The above description is only a preferred embodiment of the present invention, and is not intended to limit the present invention in any way, but any modifications or equivalent variations made according to the technical spirit of the present invention are within the scope of the present invention as claimed.

Claims

1. The pedestrian trajectory prediction method based on the topological graph structure and the depth self-attention network is characterized by comprising the following steps of:

splicing the high-dimensional data with the space interaction characteristics obtained in the step two and the original high-dimensional data, and sending the spliced high-dimensional data and the original high-dimensional data into a time sequence characteristic encoder to extract time sequence characteristics;

two self-attention mechanisms are adopted to respectively extract global and local space interaction information between pedestrian tracks and fully explore interaction information and behavior patterns between pedestrians, wherein the graph attention network adopts related parameters based on relative distance of neighbors

The attention mechanism of (1):

for a fully connected network embedding function, W is a network matrix parameter,

is the state value of the pedestrian i at the time point t. The part of attention mainly emphasizes the influence of relative distance between local neighbors on the motion trail, and the depth self-attention network based on the graph adopts a self-attention mechanism to emphasize the influence of global relations on the motion trail;

2. The pedestrian trajectory prediction method based on the topological graph structure and the deep self-attention network according to claim 1, characterized in that: in the second step, the spatial interaction feature encoder encodes the high-dimensional data comprising a graph attention network and a graph-based deep self-attention network.
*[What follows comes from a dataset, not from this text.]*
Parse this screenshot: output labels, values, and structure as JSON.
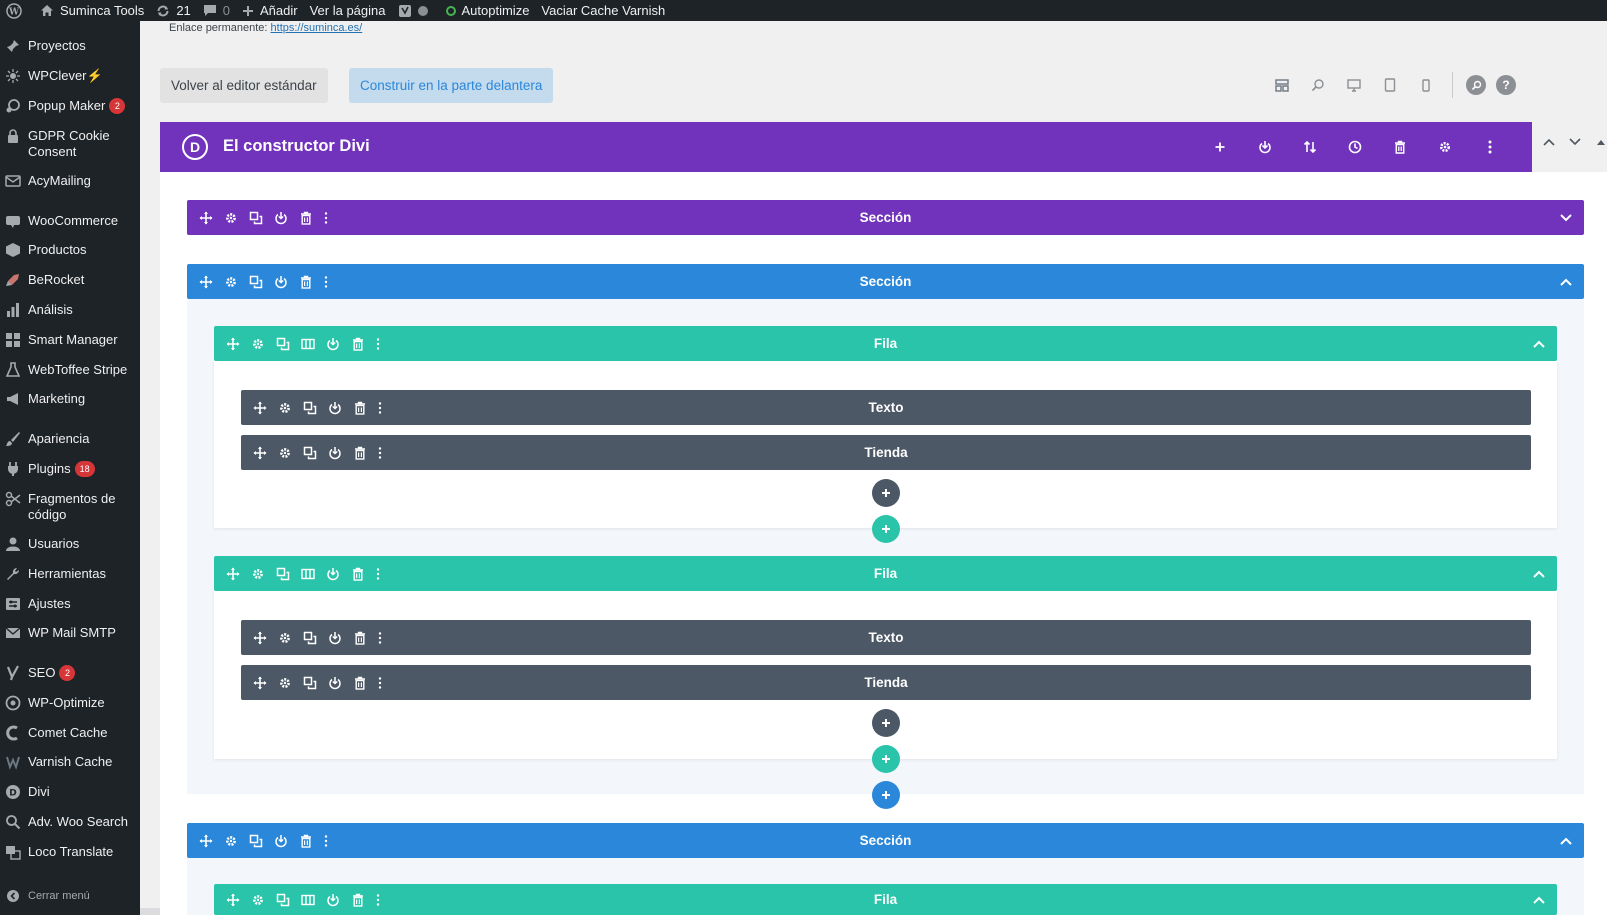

3. The pedestrian trajectory prediction method based on the topological graph structure and the deep self-attention network according to claim 1, characterized in that: the temporal feature encoder includes a depth self-attention network.

4. The pedestrian trajectory prediction method based on the topological graph structure and the deep self-attention network according to claim 1, characterized in that: in the fourth step, inherent uncertainty and multi-modal characteristics in the pedestrian motion trajectory are simulated by introducing Gaussian sampling noise into data, and the exploration space of the pedestrian trajectory is expanded.

5. The pedestrian trajectory prediction method based on the topological graph structure and the deep self-attention network according to claim 1, characterized in that: and step five, further expanding a network exploration space by adopting curve fitting and a two-classification network, and enhancing the continuity of the curve, wherein the curvature S calculation formula is as follows:

wherein the final point coordinate is (x) ₁ ，y ₁ ) The candidate point coordinate is (x) ₂ ，y ₂ ) And n is the number of neighbors in the topological graph.